Re: Producer Behavior When one or more Brokers' Disk is Full.

Posted by Guozhang Wang <wa...@gmail.com>.

Hmm, I think Svante is correct, writes on disk-full would probably cause
the underlying file system to get in a bad state, and in that sense the
broker needs to be brought down for maintenance.

Guozhang

On Thu, Mar 26, 2015 at 3:49 PM, svante karlsson <sa...@csi.se> wrote:

> >4. As for recovering broker from disk full, if replication is enabled one
> >can just bring it down (the leader of the partition will then migrate to
> >other brokers), clear the disk space, and bring it up again; if
> replication
> >is not enabled then you can first move the partitions away from this
> broker
> >using the partition-reassignment tool and then do the same.
>
>
> I believe that this is handled in a rather abrupt way at the server. It
> will crash and if you have replication the partition leader will move.
>
> However you must manually solve the disk space issue before restarting the
> failed broker since replication will immediately crash it again.
>
> (The same thing also applies to a broken disk)
>
> I think that partition-reassignment requires a healthy broker but I might
> be wrong on this.
>
> /svante
>



-- 
-- Guozhang

Re: Producer Behavior When one or more Brokers' Disk is Full.

Posted by svante karlsson <sa...@csi.se>.

>4. As for recovering broker from disk full, if replication is enabled one
>can just bring it down (the leader of the partition will then migrate to
>other brokers), clear the disk space, and bring it up again; if replication
>is not enabled then you can first move the partitions away from this broker
>using the partition-reassignment tool and then do the same.


I believe that this is handled in a rather abrupt way at the server. It
will crash and if you have replication the partition leader will move.

However you must manually solve the disk space issue before restarting the
failed broker since replication will immediately crash it again.

(The same thing also applies to a broken disk)

I think that partition-reassignment requires a healthy broker but I might
be wrong on this.

/svante

Re: Producer Behavior When one or more Brokers' Disk is Full.

Posted by Guozhang Wang <wa...@gmail.com>.

Hi Bhavesh,

1. Server disk-full is treated the same as other error, that an error code
will be returned (in this case I think it is "Unknown" error though, as
disk IO exception is not specifically captured).

2. Upon receiving the error from the brokers, producer will retry based on
its configs.

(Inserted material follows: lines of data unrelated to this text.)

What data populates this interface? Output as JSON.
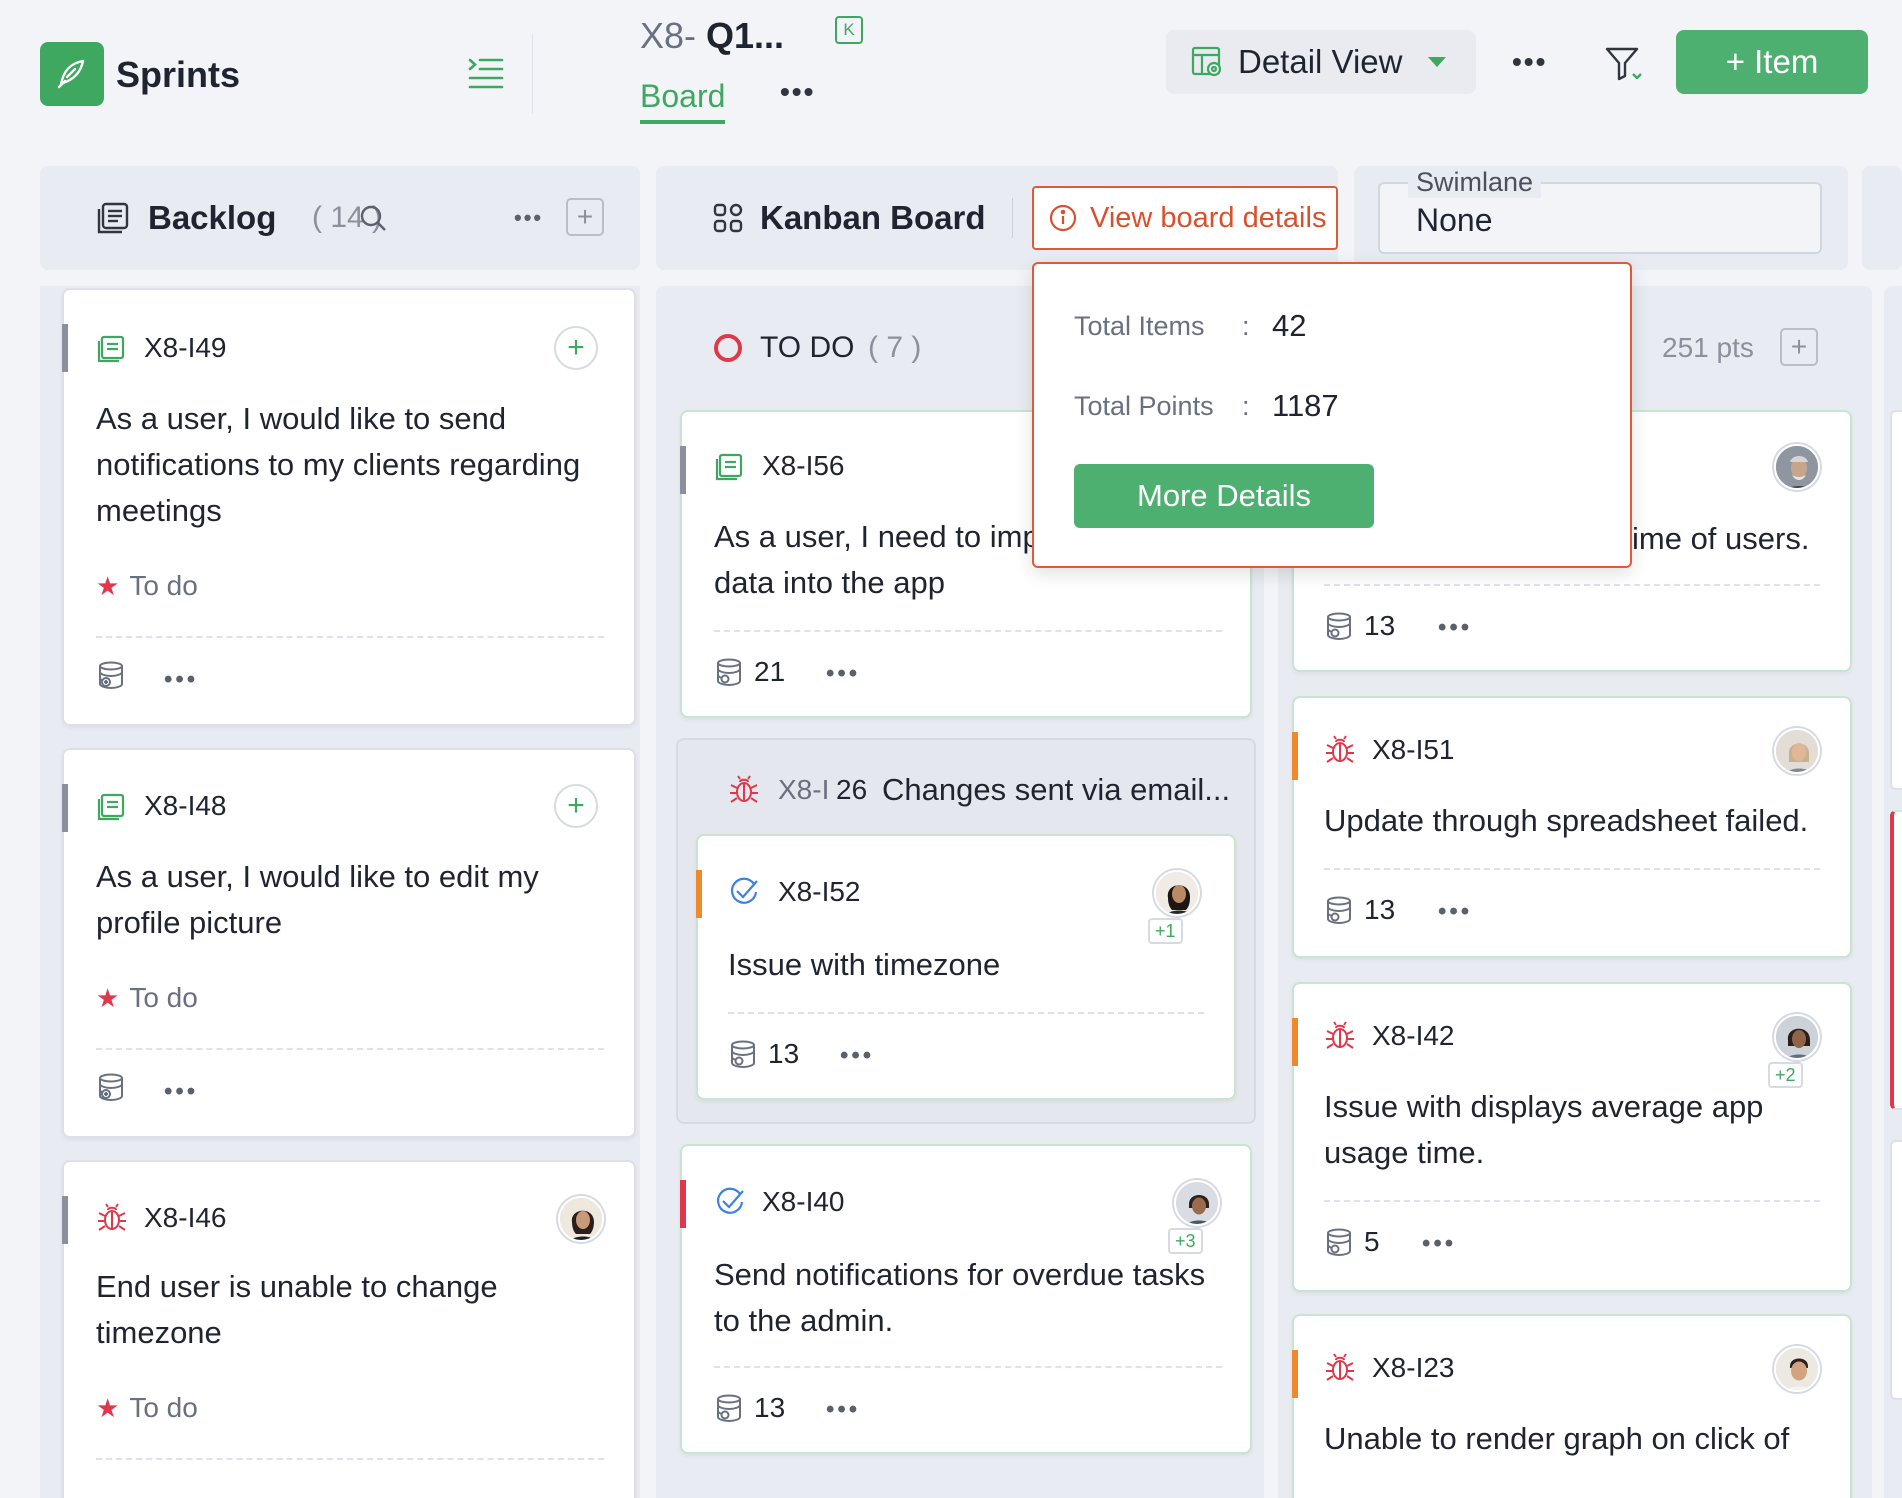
{
  "app": {
    "title": "Sprints"
  },
  "project": {
    "key": "X8-",
    "name": "Q1...",
    "badge": "K",
    "active_tab": "Board"
  },
  "toolbar": {
    "view_label": "Detail View",
    "add_item_label": "+ Item"
  },
  "backlog": {
    "title": "Backlog",
    "count": "( 14 )",
    "cards": [
      {
        "id": "X8-I49",
        "title_lines": [
          "As a user, I would like to send",
          "notifications to my clients regarding",
          "meetings"
        ],
        "status": "To do"
      },
      {
        "id": "X8-I48",
        "title_lines": [
          "As a user, I would like to edit my",
          "profile picture"
        ],
        "status": "To do"
      },
      {
        "id": "X8-I46",
        "title_lines": [
          "End user is unable to change",
          "timezone"
        ],
        "status": "To do"
      }
    ]
  },
  "kanban": {
    "title": "Kanban Board",
    "view_details_label": "View board details"
  },
  "swimlane": {
    "label": "Swimlane",
    "value": "None"
  },
  "popover": {
    "total_items_label": "Total Items",
    "total_items": "42",
    "total_points_label": "Total Points",
    "total_points": "1187",
    "colon": ":",
    "more_details_label": "More Details"
  },
  "todo": {
    "title": "TO DO",
    "count": "( 7 )",
    "cards": [
      {
        "id": "X8-I56",
        "title_lines": [
          "As a user, I need to imp",
          "data into the app"
        ],
        "points": "21"
      },
      {
        "group_id_prefix": "X8-I",
        "group_id_num": "26",
        "group_title": "Changes sent via email..."
      },
      {
        "id": "X8-I52",
        "title_lines": [
          "Issue with timezone"
        ],
        "points": "13",
        "avatar_extra": "+1"
      },
      {
        "id": "X8-I40",
        "title_lines": [
          "Send notifications for overdue tasks",
          "to the admin."
        ],
        "points": "13",
        "avatar_extra": "+3"
      }
    ]
  },
  "col3": {
    "points_label": "251 pts",
    "cards": [
      {
        "title_lines": [
          "ime of users."
        ],
        "points": "13"
      },
      {
        "id": "X8-I51",
        "title_lines": [
          "Update through spreadsheet failed."
        ],
        "points": "13"
      },
      {
        "id": "X8-I42",
        "title_lines": [
          "Issue with displays average app",
          "usage time."
        ],
        "points": "5",
        "avatar_extra": "+2"
      },
      {
        "id": "X8-I23",
        "title_lines": [
          "Unable to render graph on click of"
        ]
      }
    ]
  },
  "colors": {
    "accent": "#3ea860",
    "danger": "#e0384b",
    "warning": "#e05a3a",
    "orange_bar": "#ef8a2c"
  },
  "icons": [
    "quill-icon",
    "collapse-icon",
    "detail-view-icon",
    "filter-icon",
    "backlog-icon",
    "search-icon",
    "kanban-icon",
    "info-icon",
    "story-icon",
    "bug-icon",
    "task-icon",
    "points-icon",
    "star-icon"
  ]
}
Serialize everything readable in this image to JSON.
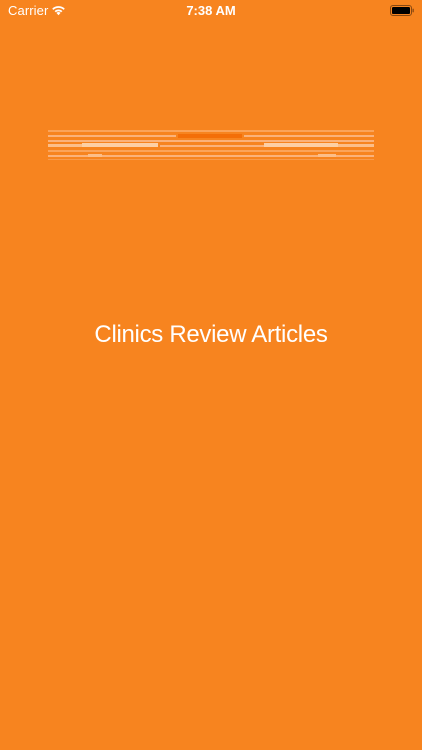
{
  "status_bar": {
    "carrier": "Carrier",
    "wifi_icon": "wifi-icon",
    "time": "7:38 AM",
    "battery_icon": "battery-icon"
  },
  "splash": {
    "logo_icon": "striped-banner-logo-icon",
    "title": "Clinics Review Articles"
  },
  "colors": {
    "background": "#F7841F",
    "text": "#FFFFFF"
  }
}
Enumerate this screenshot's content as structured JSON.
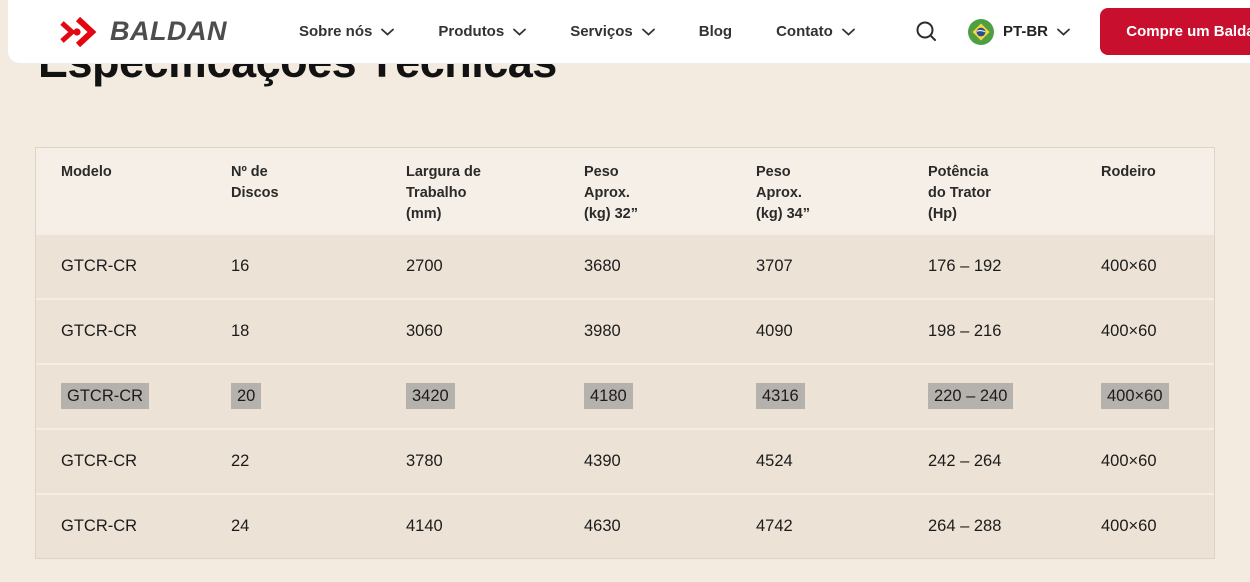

However, for both Scala and Java producer, it will still try
to send to the same broker since the partition to which the message should
be sent is determined by the time it is buffered in batch and will not
change ever since.

3. For Scala producer aync mode, if the retry number is set high it could
cause the producer retrying many times before dropping it on the floor, and
hence the buffer gets full causing BufferFullException on other sends.

4. As for recovering broker from disk full, if replication is enabled one
can just bring it down (the leader of the partition will then migrate to
other brokers), clear the disk space, and bring it up again; if replication
is not enabled then you can first move the partitions away from this broker
using the partition-reassignment tool and then do the same.

Guozhang

On Wed, Mar 25, 2015 at 12:35 PM, Bhavesh Mistry <mistry.p.bhavesh@gmail.com
> wrote:

> Hello Kafka Community,
>
>
>
> What is expected behavior on Producer side when one or more Brokers’  disk
> is full, but have not reached retention period for topics (by size or by
> time limit).
>
>
>
> Does producer send data to that particular brokers and/or Producer Queue
> gets full and always throws  Queue Full  or based on configuration (I have
> producer with non-blocking setting when queue is full and ack are 0,1 and
> retries set to 3).
>
>
>
> What is expected behavior on OLD [Scala Based] vs Pure Java Based Producer
> ?
>
>
> Here is reference to past discussion:
>
> http://grokbase.com/t/kafka/users/147h4958k8/how-to-recover-from-a-disk-full-situation-in-kafka-cluster
>
>
> Is there wiki or cookbook steps to recover from such situation ?
>
>
>
> Thanks,
>
> Bhavesh
>

-- 
-- Guozhang